Une famille ordinaire américaine, les Keller, après la Seconde guerre mondiale. Ils avaient deux fils, tous deux partis combattre, et l'un d'eux, Tom, a disparu pendant le conflit. Bien que Chris, le fils survivant, et Joe, le père, soient persuadés de la mort de Tom, la mère, Kate, s’obstine à attendre son retour. Et l'on apprend que Chris va épouser Anne, l'ancienne fiancée de Tom - tous deux sont tombés amoureux. J'ai très vite songé au film Still walking de Kore-eda, qui démarre sur des bases assez identiques, et dont le nœud est la mort du fils aîné et ses conséquences sur la famille. Mais rien de tel ici, parce qu'avant d'être un drame familial, Ils étaient tous mes fils est un drame profondément social.

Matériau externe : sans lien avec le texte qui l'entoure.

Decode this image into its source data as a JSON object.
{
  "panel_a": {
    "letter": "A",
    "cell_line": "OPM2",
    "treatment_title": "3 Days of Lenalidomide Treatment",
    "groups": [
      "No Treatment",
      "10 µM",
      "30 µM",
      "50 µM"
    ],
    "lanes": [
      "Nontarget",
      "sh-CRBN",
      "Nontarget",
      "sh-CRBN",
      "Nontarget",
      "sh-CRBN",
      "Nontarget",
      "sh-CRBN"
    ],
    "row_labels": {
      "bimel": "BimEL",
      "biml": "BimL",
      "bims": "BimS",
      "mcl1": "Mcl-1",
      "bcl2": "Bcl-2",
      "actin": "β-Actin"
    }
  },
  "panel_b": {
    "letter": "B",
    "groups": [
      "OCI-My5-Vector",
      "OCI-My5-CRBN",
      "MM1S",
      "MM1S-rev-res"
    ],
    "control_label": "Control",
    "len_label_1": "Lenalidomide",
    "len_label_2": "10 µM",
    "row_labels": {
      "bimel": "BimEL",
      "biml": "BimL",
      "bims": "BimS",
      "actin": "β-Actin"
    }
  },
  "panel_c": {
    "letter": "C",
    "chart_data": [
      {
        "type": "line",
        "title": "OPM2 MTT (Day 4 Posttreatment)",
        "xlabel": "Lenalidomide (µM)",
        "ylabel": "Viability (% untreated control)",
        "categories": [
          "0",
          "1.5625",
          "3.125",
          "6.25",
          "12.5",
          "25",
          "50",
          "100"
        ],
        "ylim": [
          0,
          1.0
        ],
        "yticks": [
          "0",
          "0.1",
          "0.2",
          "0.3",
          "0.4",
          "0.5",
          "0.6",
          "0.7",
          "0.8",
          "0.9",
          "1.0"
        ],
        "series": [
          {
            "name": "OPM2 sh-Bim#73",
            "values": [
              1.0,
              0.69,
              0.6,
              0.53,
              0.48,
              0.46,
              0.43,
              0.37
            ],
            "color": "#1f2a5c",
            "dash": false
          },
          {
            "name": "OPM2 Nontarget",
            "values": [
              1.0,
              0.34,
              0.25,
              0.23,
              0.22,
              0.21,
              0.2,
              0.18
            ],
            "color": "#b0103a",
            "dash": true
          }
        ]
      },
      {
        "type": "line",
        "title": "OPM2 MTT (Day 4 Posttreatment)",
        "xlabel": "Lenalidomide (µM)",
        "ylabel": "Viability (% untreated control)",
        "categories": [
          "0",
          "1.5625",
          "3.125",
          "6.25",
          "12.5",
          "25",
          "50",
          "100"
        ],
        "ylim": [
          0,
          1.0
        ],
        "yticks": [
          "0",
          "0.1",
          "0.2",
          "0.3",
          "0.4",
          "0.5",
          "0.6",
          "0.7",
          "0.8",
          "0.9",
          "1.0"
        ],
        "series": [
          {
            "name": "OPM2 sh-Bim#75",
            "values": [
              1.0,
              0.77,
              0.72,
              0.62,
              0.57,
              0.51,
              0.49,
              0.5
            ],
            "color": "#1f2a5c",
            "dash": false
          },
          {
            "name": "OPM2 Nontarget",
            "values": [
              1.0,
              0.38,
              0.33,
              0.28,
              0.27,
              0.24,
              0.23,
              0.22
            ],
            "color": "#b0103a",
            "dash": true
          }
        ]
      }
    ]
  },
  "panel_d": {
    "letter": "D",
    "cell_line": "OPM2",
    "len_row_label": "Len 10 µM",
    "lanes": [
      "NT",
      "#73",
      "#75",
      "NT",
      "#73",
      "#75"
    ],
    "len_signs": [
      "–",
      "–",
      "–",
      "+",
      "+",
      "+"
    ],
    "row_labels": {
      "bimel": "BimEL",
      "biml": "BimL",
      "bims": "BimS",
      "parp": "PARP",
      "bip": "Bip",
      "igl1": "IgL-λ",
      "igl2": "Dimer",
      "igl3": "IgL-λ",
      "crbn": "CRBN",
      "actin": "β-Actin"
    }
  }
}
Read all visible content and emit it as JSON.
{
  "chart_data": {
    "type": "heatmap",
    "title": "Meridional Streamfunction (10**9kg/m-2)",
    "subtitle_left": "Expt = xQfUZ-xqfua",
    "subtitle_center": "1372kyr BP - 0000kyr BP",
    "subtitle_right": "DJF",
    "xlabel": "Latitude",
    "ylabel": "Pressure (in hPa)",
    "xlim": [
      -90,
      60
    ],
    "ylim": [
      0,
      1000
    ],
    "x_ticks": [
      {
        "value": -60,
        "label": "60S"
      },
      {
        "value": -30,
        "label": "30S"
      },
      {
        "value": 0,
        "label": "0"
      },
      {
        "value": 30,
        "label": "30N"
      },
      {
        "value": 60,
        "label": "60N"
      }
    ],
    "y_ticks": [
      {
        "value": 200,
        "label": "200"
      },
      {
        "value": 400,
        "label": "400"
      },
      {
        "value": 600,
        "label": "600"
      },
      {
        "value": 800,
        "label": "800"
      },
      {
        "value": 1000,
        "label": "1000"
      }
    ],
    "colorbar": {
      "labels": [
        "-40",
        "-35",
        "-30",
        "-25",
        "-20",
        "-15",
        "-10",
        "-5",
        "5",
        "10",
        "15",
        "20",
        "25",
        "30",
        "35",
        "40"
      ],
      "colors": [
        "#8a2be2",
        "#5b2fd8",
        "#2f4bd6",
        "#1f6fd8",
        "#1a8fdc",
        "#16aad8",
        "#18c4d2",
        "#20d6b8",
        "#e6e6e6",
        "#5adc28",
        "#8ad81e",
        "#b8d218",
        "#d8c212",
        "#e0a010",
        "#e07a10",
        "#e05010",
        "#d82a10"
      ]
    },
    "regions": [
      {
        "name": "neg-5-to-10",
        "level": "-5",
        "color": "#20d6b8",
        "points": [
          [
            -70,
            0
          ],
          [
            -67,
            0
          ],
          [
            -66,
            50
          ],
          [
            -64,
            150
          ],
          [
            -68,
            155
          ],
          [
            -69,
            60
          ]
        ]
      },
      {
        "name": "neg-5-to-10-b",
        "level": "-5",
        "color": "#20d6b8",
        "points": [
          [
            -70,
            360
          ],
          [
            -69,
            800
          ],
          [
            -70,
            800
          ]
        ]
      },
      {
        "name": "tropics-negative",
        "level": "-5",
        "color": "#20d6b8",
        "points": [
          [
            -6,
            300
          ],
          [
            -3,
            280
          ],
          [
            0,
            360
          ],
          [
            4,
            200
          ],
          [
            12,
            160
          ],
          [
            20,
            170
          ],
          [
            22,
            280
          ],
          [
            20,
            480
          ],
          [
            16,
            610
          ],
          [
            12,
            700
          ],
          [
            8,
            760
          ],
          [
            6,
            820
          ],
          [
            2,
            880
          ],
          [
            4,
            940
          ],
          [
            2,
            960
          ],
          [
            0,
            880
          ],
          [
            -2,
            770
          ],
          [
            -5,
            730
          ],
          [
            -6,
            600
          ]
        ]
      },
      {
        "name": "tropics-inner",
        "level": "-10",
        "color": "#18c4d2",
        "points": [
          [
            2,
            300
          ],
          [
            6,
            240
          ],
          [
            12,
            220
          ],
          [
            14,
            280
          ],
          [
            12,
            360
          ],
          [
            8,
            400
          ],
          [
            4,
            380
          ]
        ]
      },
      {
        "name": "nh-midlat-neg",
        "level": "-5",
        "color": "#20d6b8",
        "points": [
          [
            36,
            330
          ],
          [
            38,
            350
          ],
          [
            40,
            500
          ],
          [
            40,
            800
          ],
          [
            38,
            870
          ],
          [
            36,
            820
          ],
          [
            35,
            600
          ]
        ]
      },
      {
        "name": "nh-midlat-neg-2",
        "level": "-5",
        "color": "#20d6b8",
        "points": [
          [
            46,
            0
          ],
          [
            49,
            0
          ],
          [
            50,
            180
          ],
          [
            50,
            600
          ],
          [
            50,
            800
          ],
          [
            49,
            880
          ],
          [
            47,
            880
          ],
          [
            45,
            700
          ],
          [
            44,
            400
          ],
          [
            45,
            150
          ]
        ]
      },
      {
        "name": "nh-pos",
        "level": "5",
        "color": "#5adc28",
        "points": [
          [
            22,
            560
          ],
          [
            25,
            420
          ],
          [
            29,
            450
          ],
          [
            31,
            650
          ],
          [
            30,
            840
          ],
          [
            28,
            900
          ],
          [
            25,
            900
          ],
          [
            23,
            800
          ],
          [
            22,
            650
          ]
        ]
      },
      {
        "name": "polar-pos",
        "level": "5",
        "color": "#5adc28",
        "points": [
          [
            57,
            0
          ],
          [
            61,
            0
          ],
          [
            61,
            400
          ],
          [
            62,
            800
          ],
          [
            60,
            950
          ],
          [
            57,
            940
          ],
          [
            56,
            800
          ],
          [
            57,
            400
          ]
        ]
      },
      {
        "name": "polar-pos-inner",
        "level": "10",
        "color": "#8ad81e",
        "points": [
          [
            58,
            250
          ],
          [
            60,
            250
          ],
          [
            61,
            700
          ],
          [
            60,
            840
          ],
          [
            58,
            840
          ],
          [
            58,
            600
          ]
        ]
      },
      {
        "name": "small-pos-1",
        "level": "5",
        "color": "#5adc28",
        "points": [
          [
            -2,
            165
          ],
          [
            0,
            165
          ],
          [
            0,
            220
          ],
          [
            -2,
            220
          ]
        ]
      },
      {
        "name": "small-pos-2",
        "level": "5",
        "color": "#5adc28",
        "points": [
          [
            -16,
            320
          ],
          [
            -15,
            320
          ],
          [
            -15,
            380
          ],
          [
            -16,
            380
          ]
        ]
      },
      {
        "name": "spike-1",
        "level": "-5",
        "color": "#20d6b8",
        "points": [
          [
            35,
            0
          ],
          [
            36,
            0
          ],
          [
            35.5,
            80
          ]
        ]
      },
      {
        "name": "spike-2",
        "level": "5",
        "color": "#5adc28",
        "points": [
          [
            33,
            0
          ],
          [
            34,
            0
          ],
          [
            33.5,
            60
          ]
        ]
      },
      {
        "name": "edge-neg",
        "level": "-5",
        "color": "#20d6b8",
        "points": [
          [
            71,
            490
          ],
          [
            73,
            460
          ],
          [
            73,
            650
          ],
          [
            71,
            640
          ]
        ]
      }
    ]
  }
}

Petit à petit, il s’avère que quelque chose couve depuis des années au sein de cette famille. L'acte I dévoilera, par petites touches, que Joe Keller, qui dirigeait une usine d'armement avec son associé (le père d'Anne), fut accusé pendant la guerre d'avoir laissé passer des culasses défectueuses qui, tenues pour parfaitement exploitables, furent montées sur des avions et causèrent la mort de vingt-deux pilotes. Joe, acquitté au détriment de son associé, qu'on a envoyé en prison, raconte la chose de façon plutôt légère : il a été injustement accusé, le père d'Anne a cherché à lui faire porter le chapeau, on l'a conspué, mais il n'en veut à personne et tout est rentré dans l'ordre. Sauf qu'à la toute fin de l'acte, le frère d'Anne, avocat, annonce qu'il vient se joindre à la petite réunion familiale... C'est donc à l'acte II, plus court mais plus intense, que va se démêler l'écheveau : Joe est le véritable responsable de l'escroquerie des culasses. Et l'acte III, encore plus court, trouvera sa conclusion dramatique, mais inévitable.


Arthur Miller avait précisé à propos de cette pièce que, si elle portait un message en termes de moralité, il ne s'agissait pas ici de bien ou de mal. Ce qui est pointé du doigt, ce sont les compromis moraux que chacun fait plus ou moins avec ses propres principes - et dans le cas de Joe Keller, c'est plutôt plus que moins -, les mensonges que l'on se raconte pour justifier ces compromis, et la volonté d'en profiter en toute impunité, sous prétexte qu'on veut gagner de l'argent pour sa famille, par exemple ; qu'y a t-il, ma foi, de mal à ça ? Joe Keller n’envisage pas un instant de subir les conséquences de ses actes. Pourtant, les conséquences sont là et bien là, sous ses yeux (et il n'a pas fini d'en découvrir les douloureux méandres) : le père d'Anne est en prison à sa place et des pilotes sont morts. Et puis il y a Anne, qui n'a jamais voulu croire à l'innocence de son père, Chris, qui a toujours cru les yeux fermés à la moralité du sien, et Kate, la mère, qui pressent toute cette malhonnêteté et qui cherche à protéger la famille avant tout, ne supportant pas la désagrégation de toutes ses valeurs, niant tout ce qui la dérange et l'empêcherait de vivre. Mais au-delà, il y a cette société américaine qui s’est enrichie avec la guerre, cette société de consommation qui met le profit par-dessus tout et pousse ses citoyens à faire fi des valeurs d’honnêteté et autres broutilles - chacun portant une part de responsabilité dans cette absence de moralité indécente, mais tellement courante qu’elle est devenue une habitude, voire une règle de vie.


On a beaucoup parlé de l'influence d'Ibsen à propos du théâtre de Miller, et lui-même s'en est expliqué (en disant que c’était tout à la fois vrai et faux) : dans Ils étaient tous mes fils, la construction de la pièce ressemble effectivement assez à celle d'Une maison de poupée, par exemple. Lorsque débute la pièce, tout est déjà lancé, le drame est déjà joué, et ce qu'il reste à voir, c'est la façon dont les personnages en souffrance vont se tirer d'une situation quasiment inextricable. Le langage, les personnages, le cadre ordinaires vont de plus plonger le lecteur directement dans une intrigue qui va rapidement leur sembler familière, et dont les tenants et les aboutissants, s'ils ne leur sont pas donnés d'emblée, vont leur apparaître, effrayants, dans toute leur essence.


Miller, dramaturge engagé ? Oui, sans aucun doute, et c'est tant mieux.